Scores of volunteers find their way to YUNG YiDiSH, attracted by the free-flowing, outsider mentality. Some are ex-Hasidim, some queer and trans folks, and some simply want to connect with their roots – but all are seeking community. “I didn’t build a structure for volunteers,” Cahan explains. “In the beginning, someone just took a cup and washed it, and then someone else helped them with the rest, so the concept of volunteering invented itself. Many of them are on a quest, and it'll take them years. But this place is saying: take your time. Because culture takes time.”

Yiddish language and culture, Cahan explains, has always thrived on the margins. “There is no establishment behind Yiddish,” he says. “We don’t have an Académie Française, we don’t have powers from above. But Yiddish finds its way, and we manage, and have always managed, to teach our children to read and write without these structures.”

Mendy Cahan sits on a chair in YUNG YiDiSH. Credit: Alice Austin

Most of the world’s Yiddish speakers were murdered during the Holocaust, and those that survived found themselves condensing the language, speaking in whispers and abbreviations to reduce their visibility. Those who found their way to the nascent state of Israel were compelled to stop speaking Yiddish in favour of Hebrew – which symbolised the “new Jew” in Zionist ideology – just as those arriving from the Middle East and North Africa were forced to shed their Arabic language and identity.

So YUNG YiDiSH represents a form of resistance in many ways, not least because a space for Yiddish culture – in the centre of the “first Hebrew city,” no less – is a space for all marginalised culture. “Yiddish has always been anarchistic,” Cahan says. “It always finds its way and it always slips out. You cannot contain it. I just give it a voice, a space, to be expressed.”

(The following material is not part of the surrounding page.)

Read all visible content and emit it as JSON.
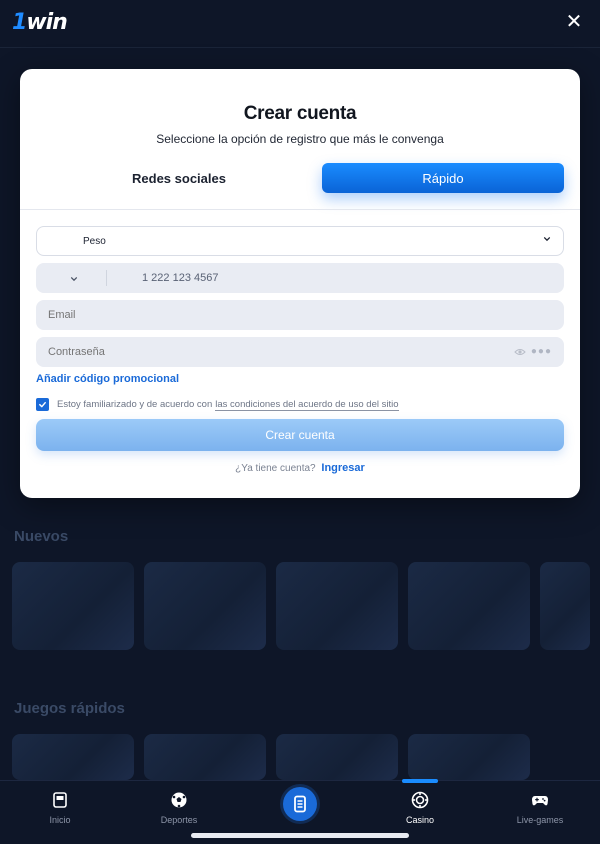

Despite his achievements, Cahan doesn't take too much credit for what he created here. He sees the Yiddish language and culture as a living, breathing organism; all he did was find a place to preserve Yiddish books, and the culture happily followed.

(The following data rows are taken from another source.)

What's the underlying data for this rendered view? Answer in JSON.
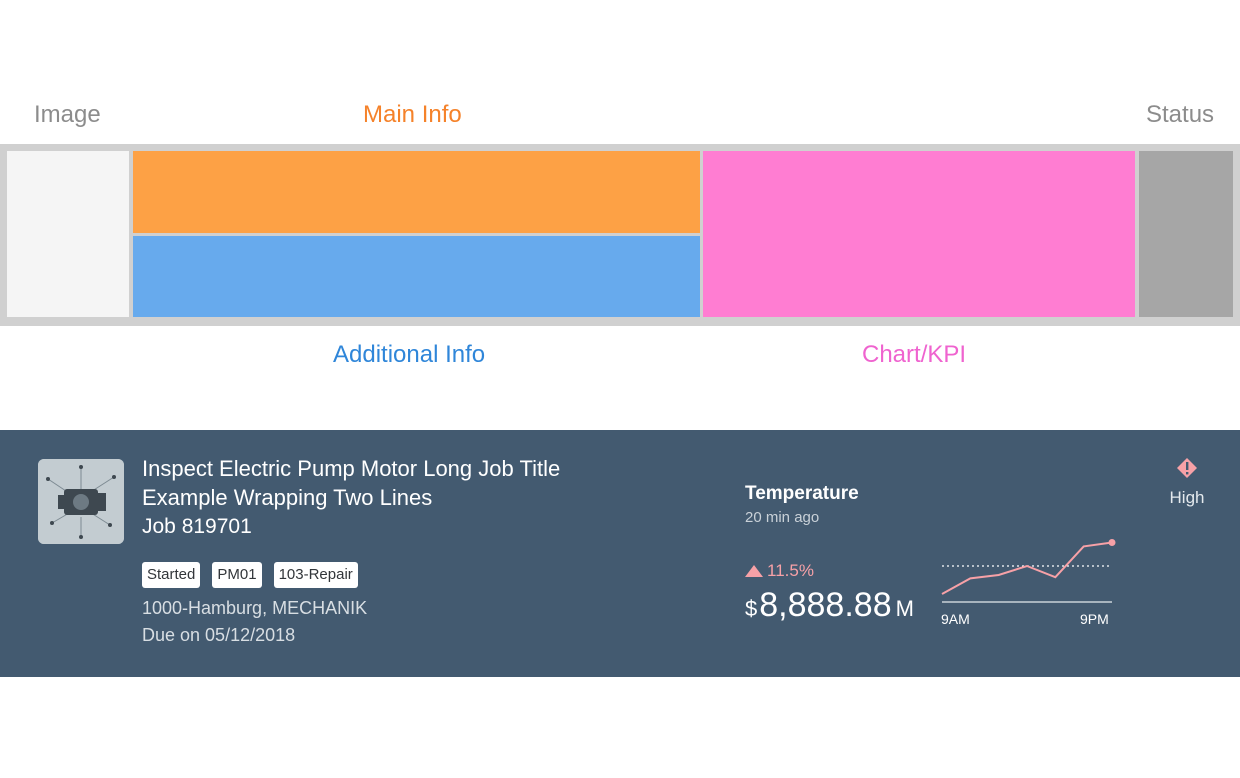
{
  "diagram": {
    "image_label": "Image",
    "main_info_label": "Main Info",
    "status_label": "Status",
    "additional_info_label": "Additional Info",
    "chart_kpi_label": "Chart/KPI",
    "colors": {
      "image": "#f5f5f5",
      "main_info": "#fda145",
      "additional_info": "#67aaed",
      "chart_kpi": "#ff7dd2",
      "status": "#a6a6a6"
    }
  },
  "card": {
    "image_icon": "pump-motor-image",
    "title": "Inspect Electric Pump Motor Long Job Title Example Wrapping Two Lines",
    "subtitle": "Job 819701",
    "tags": [
      "Started",
      "PM01",
      "103-Repair"
    ],
    "location": "1000-Hamburg, MECHANIK",
    "due": "Due on 05/12/2018",
    "kpi": {
      "title": "Temperature",
      "timestamp": "20 min ago",
      "trend_direction": "up",
      "trend_value": "11.5%",
      "currency": "$",
      "value": "8,888.88",
      "scale": "M"
    },
    "status": {
      "icon": "warning-diamond-icon",
      "label": "High",
      "color": "#f7a1a7"
    }
  },
  "chart_data": {
    "type": "line",
    "x_labels": [
      "9AM",
      "9PM"
    ],
    "series": [
      {
        "values": [
          0.0,
          0.28,
          0.34,
          0.5,
          0.3,
          0.85,
          0.92
        ]
      }
    ],
    "reference_line": 0.5,
    "ylim": [
      0,
      1
    ],
    "line_color": "#f7a1a7"
  }
}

A man crowdsurfs during a punk concert at YUNG YiDiSH. Credit: Alice Austin

And you wouldn’t think a library that preserves an endangered culture is a good place to throw wild parties, but the books stay protected, despite lining the stage and the main floor. “I think there’s a conversation going on between the books and the punks,” Cahan says. “They respect each other. There’s a give and take. Did you see the place afterwards? After all that moshing and dancing, not a single book was out of place.”▼

Alice Austin is a freelance journalist covering culture, subculture, and the intersection of politics and music.